Mme Valérie Lépine-Karnik. La nomination d’un référent est un autre élément important. Je sais que la responsabilité et la neutralité de celui-ci vous tiennent particulièrement à cœur, madame la présidente et monsieur le rapporteur : sachez que le statut de lanceur d’alerte du référent a été récemment inscrit dans la collection collective.
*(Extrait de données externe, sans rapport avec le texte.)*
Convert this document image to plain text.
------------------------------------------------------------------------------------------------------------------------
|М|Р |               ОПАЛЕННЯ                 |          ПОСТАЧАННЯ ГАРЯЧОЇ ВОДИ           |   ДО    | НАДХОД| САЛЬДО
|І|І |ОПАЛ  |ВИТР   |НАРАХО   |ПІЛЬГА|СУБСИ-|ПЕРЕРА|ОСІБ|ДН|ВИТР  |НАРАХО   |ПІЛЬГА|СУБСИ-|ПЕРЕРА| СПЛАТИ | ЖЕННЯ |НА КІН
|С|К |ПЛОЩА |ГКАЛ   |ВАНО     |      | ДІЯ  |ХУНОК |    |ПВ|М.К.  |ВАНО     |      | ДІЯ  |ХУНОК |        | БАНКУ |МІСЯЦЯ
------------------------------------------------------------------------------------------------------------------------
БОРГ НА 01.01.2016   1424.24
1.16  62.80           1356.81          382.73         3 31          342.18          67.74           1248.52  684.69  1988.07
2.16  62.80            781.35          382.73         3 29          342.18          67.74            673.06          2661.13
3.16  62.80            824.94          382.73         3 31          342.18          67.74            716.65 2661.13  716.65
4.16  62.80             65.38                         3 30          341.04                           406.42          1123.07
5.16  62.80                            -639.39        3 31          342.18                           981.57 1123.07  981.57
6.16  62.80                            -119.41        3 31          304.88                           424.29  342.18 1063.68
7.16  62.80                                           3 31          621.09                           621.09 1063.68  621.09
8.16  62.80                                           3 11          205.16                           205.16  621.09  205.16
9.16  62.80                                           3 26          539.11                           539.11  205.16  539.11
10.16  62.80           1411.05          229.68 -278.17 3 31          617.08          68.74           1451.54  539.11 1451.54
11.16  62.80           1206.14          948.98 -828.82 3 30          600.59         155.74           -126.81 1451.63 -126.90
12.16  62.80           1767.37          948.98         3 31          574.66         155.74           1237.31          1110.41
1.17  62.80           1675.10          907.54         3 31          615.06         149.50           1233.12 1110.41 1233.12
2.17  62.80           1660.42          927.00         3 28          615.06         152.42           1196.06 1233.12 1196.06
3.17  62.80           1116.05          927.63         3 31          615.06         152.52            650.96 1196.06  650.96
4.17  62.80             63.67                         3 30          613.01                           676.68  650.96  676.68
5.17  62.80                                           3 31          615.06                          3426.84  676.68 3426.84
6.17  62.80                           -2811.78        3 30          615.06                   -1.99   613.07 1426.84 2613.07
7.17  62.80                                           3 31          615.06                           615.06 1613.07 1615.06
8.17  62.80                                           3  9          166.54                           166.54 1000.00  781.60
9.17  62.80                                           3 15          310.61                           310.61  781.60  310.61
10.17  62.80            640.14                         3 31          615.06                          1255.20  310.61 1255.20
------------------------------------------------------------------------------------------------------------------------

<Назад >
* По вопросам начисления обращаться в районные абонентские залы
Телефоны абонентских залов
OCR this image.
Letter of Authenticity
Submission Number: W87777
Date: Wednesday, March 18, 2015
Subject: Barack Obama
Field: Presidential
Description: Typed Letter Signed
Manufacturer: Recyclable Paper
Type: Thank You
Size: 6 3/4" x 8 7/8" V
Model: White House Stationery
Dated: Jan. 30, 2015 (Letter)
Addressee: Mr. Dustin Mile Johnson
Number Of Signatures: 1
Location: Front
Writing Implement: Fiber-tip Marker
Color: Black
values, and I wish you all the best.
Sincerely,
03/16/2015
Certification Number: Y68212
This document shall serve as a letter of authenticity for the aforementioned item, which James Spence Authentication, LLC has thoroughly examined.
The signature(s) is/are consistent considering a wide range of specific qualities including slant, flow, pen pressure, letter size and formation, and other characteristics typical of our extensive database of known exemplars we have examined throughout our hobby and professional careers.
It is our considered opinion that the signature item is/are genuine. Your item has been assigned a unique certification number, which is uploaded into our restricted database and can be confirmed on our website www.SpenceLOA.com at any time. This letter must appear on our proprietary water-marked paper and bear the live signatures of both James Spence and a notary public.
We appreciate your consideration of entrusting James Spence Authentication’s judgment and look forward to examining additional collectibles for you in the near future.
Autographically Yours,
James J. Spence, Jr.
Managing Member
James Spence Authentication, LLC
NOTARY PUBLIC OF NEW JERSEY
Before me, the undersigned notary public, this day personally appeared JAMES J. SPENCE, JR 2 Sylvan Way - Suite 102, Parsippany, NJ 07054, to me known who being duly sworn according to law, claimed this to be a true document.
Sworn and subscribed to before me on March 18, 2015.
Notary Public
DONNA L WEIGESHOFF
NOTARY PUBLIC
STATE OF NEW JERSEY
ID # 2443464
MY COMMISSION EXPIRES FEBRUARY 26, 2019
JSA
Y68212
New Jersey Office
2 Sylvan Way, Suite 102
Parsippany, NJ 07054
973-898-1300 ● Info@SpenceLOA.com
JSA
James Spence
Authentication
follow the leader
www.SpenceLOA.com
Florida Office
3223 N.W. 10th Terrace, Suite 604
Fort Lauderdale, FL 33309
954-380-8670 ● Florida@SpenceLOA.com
Mme Nadia Mathern, déléguée aux affaires sociales de l’Union des producteurs de cinéma. L’avenant paritaire à la convention collective que nous avons signé en mai dernier commence à s’appliquer. Il possède une dimension pédagogique, afin que la prévention soit connue de tous et que l’information circule : la transparence est totale. Dans les vingt-cinq pages de l’avenant figurent tous les aspects relatifs à la prévention et au traitement des VHSS. Les clauses de consentement des comédiens, inscrites dans les contrats de travail, participent également à la prévention.
L’avenant précise quels sont les différents types de référent pour les VHSS. Le code du travail prévoit la désignation d’un référent au sein du comité social et économique (CSE), mais cette disposition trouve rarement à s’appliquer dans le secteur, à cause de la taille des entreprises. La convention prévoit également qu’un salarié permanent de l’entreprise puisse être nommé référent – nous parlons alors de « référent boîte de production » –, mais seules les entreprises dont les effectifs le permettent se saisissent de cette faculté.
La désignation d’un « référent film », en revanche, est obligatoire pour chaque production dès lors que l’un des salariés de la production se porte volontaire et a suivi une formation longue sur les VHSS – je pense notamment à celles délivrées par l’Afdas. Le producteur choisit le référent en prenant en compte toutes les phases de la production de l’œuvre et pas seulement le tournage – même si les effectifs sont plus importants lors de celui-ci que lors de la préparation du film et de la post-production.
L’avenant prévoit un échange entre le producteur et le référent du film, afin de définir son indemnité, ses moyens ainsi que sa mission de prévention et d’information auprès des salariés. Ce point est fondamental ; il faut souvent clarifier les responsabilités de chacun. L’employeur est chargé des préventions primaire, secondaire et tertiaire. Le référent, quant à lui, n’a pas à mener d’enquête ; il doit recueillir les signalements et les transmettre à la personne compétente pour les traiter. Ce partage des responsabilités n’est pas évident pour les salariés, s’ils ne sont pas au fait du code du travail.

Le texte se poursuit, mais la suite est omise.